Consequentemente, pode-se compreender a radical visão hedonista própria dos cirenaicos. Para eles, a felicidade está no prazer colhido e desfrutado no momento. O prazer é explicado como uma espécie de “movimento leve” e a dor como um “movimento violento”. A ausência de prazer ou de dor, ou seja, a falta de movimento leve ou violento, é o êxtase, “semelhante à situação de quem dorme” e, portanto, não é agradável nem dolorosa. O prazer físico, assim como a dor física, é superior ao psíquico, tanto é verdade que os maus são punidos com dores físicas. No entanto, os cirenaicos afirmam que o homem deve dominar os prazeres e não se deixar dominar por eles. Em comparação com certas posições sofísticas, só há de socrático nos cirenaicos o princípio do autodomínio, transformado de domínio sobre a vida do instinto e sobre o desejo do prazer em autodomínio no prazer. Não é o prazer que é torpe, mas sim o ser vítima dele; não é o satisfazer as paixões que é mal, mas sim, no satisfazê-las, deixar-se envolver por elas; não é o gozo que deve ser condenado, mas sim todo excesso que nele se insinue.

Para os cirenaicos, a própria virtude socrática torna-se, não um fim, mas um meio e instrumento de prazer, reduzindo-se apenas àquele autodoniínio no prazer de que já falamos.

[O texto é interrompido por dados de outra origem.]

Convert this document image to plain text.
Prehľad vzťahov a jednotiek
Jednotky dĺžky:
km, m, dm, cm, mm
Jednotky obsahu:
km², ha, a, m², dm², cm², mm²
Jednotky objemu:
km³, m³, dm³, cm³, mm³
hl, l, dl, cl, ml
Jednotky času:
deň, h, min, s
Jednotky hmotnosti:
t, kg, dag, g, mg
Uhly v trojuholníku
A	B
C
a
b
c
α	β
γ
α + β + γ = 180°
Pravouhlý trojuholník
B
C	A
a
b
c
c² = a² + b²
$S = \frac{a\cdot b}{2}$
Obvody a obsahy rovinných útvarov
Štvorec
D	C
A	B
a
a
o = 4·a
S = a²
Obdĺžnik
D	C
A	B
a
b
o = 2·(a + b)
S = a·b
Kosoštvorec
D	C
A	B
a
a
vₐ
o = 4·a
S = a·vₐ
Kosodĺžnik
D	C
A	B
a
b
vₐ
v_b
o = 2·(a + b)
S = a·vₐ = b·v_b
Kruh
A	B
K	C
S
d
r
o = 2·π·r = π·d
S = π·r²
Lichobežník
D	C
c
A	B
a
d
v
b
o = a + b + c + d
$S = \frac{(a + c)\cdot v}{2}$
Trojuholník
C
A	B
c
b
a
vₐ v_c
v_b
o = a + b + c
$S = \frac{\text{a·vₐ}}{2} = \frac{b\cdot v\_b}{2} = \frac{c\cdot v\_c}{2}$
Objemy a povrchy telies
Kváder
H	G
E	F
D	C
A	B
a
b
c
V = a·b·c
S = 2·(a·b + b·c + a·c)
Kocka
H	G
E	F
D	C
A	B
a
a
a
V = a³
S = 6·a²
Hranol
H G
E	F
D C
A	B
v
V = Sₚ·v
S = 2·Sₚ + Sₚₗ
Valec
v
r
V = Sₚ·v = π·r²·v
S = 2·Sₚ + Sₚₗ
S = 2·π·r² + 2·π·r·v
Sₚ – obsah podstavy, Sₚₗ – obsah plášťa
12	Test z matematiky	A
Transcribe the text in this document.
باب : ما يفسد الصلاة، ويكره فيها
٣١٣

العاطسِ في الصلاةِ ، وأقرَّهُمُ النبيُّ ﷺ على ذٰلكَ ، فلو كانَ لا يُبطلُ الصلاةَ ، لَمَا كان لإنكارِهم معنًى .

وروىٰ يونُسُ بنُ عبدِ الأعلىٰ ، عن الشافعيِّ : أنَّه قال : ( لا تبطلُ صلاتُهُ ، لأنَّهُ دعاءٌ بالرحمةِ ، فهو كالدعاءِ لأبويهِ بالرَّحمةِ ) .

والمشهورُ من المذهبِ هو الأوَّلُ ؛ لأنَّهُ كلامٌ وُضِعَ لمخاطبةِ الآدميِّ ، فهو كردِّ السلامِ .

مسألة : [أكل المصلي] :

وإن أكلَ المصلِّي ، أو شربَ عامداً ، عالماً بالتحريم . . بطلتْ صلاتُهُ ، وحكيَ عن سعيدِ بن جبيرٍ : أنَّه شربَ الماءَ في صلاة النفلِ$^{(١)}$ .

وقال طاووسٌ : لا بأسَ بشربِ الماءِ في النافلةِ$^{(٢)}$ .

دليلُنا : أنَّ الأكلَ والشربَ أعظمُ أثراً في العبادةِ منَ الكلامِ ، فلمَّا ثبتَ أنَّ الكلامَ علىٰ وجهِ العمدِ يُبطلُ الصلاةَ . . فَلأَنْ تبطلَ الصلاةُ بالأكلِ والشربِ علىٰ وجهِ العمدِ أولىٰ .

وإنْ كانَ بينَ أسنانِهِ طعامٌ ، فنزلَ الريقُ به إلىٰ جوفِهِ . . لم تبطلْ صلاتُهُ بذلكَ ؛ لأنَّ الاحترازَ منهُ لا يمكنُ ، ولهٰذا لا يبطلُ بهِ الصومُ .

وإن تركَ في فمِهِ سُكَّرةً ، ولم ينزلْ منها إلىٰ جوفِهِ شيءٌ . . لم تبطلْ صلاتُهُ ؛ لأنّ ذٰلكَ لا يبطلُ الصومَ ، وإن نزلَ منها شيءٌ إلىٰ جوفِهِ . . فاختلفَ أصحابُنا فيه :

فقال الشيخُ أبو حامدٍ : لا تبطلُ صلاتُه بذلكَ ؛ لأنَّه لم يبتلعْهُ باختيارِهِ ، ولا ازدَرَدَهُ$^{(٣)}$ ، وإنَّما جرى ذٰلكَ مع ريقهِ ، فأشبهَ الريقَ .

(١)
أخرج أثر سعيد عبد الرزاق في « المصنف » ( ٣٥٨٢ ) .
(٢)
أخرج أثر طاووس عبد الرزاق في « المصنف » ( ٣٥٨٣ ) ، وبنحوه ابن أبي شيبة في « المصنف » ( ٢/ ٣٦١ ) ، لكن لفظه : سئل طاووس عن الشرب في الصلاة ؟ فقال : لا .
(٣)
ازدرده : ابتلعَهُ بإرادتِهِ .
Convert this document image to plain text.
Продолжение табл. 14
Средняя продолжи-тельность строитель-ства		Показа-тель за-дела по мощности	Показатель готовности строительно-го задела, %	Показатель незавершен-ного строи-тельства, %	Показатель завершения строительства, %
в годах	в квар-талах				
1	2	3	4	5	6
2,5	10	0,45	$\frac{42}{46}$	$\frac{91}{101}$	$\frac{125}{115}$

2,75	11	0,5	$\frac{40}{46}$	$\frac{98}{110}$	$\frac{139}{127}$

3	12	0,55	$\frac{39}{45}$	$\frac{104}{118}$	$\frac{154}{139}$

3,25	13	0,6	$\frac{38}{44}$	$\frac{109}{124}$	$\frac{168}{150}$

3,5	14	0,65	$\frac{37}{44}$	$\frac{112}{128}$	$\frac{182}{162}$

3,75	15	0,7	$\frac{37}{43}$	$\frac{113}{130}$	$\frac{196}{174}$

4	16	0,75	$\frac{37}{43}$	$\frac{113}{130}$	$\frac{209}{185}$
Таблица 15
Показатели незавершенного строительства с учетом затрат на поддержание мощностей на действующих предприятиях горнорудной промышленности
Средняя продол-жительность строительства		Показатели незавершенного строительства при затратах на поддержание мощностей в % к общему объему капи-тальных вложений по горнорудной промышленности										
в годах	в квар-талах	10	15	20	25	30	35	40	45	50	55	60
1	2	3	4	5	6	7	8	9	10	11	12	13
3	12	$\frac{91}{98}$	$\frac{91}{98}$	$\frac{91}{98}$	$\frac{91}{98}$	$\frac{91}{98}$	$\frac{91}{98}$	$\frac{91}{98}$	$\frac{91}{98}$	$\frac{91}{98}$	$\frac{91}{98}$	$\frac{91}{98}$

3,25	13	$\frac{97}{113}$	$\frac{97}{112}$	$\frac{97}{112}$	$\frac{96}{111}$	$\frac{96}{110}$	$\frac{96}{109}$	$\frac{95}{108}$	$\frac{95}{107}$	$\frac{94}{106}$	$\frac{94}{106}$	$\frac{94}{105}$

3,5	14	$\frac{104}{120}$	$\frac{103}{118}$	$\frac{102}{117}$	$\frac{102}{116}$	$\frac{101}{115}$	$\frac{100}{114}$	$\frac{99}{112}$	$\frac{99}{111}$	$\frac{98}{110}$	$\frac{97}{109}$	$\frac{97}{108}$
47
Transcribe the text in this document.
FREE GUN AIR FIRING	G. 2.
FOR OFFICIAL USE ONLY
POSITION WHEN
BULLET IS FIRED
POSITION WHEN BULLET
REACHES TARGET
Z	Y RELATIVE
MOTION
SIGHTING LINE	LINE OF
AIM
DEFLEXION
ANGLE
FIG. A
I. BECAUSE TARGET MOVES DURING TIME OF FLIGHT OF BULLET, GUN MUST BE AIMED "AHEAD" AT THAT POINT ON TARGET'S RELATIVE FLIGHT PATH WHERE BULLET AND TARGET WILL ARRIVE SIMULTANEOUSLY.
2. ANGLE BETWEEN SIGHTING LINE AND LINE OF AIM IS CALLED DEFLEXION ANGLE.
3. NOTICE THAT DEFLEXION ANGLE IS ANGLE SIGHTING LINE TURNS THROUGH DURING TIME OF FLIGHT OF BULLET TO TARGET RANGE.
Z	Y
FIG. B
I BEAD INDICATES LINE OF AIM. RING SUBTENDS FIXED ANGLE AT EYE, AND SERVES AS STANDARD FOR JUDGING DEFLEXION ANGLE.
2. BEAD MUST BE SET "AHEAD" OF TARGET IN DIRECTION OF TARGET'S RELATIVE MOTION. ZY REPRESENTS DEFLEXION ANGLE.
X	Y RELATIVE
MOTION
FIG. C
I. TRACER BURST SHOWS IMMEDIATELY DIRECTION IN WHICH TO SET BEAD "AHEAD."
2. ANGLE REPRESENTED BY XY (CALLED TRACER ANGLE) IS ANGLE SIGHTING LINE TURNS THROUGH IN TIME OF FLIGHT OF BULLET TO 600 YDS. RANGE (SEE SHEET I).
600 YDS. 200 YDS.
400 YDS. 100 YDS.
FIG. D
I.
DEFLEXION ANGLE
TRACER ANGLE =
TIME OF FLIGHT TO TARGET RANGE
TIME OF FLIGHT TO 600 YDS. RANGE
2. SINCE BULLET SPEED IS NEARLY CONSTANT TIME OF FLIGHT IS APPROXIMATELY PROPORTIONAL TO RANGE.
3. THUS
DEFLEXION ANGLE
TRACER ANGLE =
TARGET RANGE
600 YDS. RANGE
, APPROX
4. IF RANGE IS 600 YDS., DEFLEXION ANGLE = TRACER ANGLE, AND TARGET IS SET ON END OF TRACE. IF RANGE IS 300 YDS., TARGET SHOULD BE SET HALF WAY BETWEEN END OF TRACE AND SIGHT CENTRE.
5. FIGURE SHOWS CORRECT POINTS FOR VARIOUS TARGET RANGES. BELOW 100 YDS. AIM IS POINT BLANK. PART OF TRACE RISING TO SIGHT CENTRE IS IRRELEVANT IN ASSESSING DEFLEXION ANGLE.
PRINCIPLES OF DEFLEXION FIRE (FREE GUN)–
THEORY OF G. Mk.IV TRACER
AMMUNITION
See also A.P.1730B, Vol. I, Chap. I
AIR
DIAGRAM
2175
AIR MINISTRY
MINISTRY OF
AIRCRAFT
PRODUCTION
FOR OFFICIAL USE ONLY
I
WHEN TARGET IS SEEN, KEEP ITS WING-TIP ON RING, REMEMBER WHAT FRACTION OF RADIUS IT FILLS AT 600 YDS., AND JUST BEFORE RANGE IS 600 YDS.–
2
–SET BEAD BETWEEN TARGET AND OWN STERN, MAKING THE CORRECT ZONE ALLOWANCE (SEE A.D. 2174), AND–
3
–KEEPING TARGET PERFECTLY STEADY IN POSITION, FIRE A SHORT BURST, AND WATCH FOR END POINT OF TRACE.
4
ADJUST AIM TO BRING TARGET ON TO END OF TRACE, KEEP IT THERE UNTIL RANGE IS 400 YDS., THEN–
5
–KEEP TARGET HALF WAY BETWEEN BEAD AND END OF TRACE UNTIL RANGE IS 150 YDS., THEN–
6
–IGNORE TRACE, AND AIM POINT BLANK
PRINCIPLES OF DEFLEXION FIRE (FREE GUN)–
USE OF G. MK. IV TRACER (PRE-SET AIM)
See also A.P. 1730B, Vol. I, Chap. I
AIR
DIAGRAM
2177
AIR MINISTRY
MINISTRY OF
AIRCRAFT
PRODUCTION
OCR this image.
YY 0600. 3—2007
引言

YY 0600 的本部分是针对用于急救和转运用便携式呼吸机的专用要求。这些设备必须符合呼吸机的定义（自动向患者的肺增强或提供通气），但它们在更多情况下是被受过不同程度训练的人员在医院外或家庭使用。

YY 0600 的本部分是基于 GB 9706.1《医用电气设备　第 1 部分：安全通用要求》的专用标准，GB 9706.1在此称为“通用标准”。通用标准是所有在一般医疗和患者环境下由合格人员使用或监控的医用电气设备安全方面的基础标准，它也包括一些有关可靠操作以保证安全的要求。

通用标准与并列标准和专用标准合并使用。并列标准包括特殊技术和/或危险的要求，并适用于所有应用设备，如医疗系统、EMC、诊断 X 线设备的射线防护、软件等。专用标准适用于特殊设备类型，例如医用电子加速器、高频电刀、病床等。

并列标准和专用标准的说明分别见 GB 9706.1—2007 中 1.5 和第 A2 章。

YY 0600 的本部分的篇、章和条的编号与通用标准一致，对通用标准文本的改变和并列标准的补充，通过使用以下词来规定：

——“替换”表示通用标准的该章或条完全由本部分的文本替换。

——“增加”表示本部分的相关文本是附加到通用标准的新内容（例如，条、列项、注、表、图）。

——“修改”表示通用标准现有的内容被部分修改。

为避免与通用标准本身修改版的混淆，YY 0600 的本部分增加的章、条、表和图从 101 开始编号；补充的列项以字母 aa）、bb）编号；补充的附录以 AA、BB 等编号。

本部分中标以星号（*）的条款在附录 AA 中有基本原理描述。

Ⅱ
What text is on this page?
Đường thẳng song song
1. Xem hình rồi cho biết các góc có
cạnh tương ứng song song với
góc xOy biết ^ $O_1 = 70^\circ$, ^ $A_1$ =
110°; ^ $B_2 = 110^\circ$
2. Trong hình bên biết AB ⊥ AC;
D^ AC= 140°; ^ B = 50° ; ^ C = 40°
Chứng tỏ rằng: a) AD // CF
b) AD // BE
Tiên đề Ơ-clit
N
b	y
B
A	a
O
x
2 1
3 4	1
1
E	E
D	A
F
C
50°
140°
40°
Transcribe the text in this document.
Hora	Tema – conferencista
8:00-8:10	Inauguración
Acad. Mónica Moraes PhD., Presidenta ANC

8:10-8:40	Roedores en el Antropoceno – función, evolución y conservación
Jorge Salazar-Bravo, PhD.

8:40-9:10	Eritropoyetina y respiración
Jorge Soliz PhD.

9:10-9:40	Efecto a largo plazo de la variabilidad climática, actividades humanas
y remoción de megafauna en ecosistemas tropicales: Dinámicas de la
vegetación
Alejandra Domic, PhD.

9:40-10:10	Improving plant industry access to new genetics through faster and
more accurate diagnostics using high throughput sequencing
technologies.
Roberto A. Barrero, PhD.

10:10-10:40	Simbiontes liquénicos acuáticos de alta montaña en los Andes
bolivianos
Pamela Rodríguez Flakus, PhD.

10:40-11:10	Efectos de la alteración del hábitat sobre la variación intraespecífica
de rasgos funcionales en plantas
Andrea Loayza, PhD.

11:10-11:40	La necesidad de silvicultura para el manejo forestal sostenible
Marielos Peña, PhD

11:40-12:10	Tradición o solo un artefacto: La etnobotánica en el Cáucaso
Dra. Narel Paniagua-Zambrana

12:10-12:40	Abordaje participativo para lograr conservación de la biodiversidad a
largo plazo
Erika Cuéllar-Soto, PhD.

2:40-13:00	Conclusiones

Um ponto ainda merece ser destacado, ou seja, a posição de ruptura assumida por Aristipo em relação ao ethos da polis. Segundo a concepção tradicional, na sociedade há quem comanda e quem é comandado. Consequentemente, construía-se o discurso educativo como se não houvesse nenhuma outra possibilidade senão a de formar pessoas aptas a comandar ou a obedecer. Aristipo, ao contrário, proclama a existência de uma terceira possibilidade: a de não fechar-se de modo algum em uma cidade, tornando-se “forasteiro em toda parte” e vivendo as consequências disso.

As sucessivas afirmações dos cirenaicos em sentido cosmopolita inserem-se exatamente nessas premissas, que, na verdade, são mais negativas do que positivas, porque a ruptura dos esquemas da polis ocorre por razões egoístas e de utilitarismo hedonístico, ou seja, porque uma participação na vida pública não permite gozar plenamente a vida.

A posição de Aristipo e dos cirenaicos não podia estar em mais estridente contraste com a posição de Sócrates, que colocou o seu filosofar a serviço da cidade e morreu para permanecer fiel ao ethos da polis.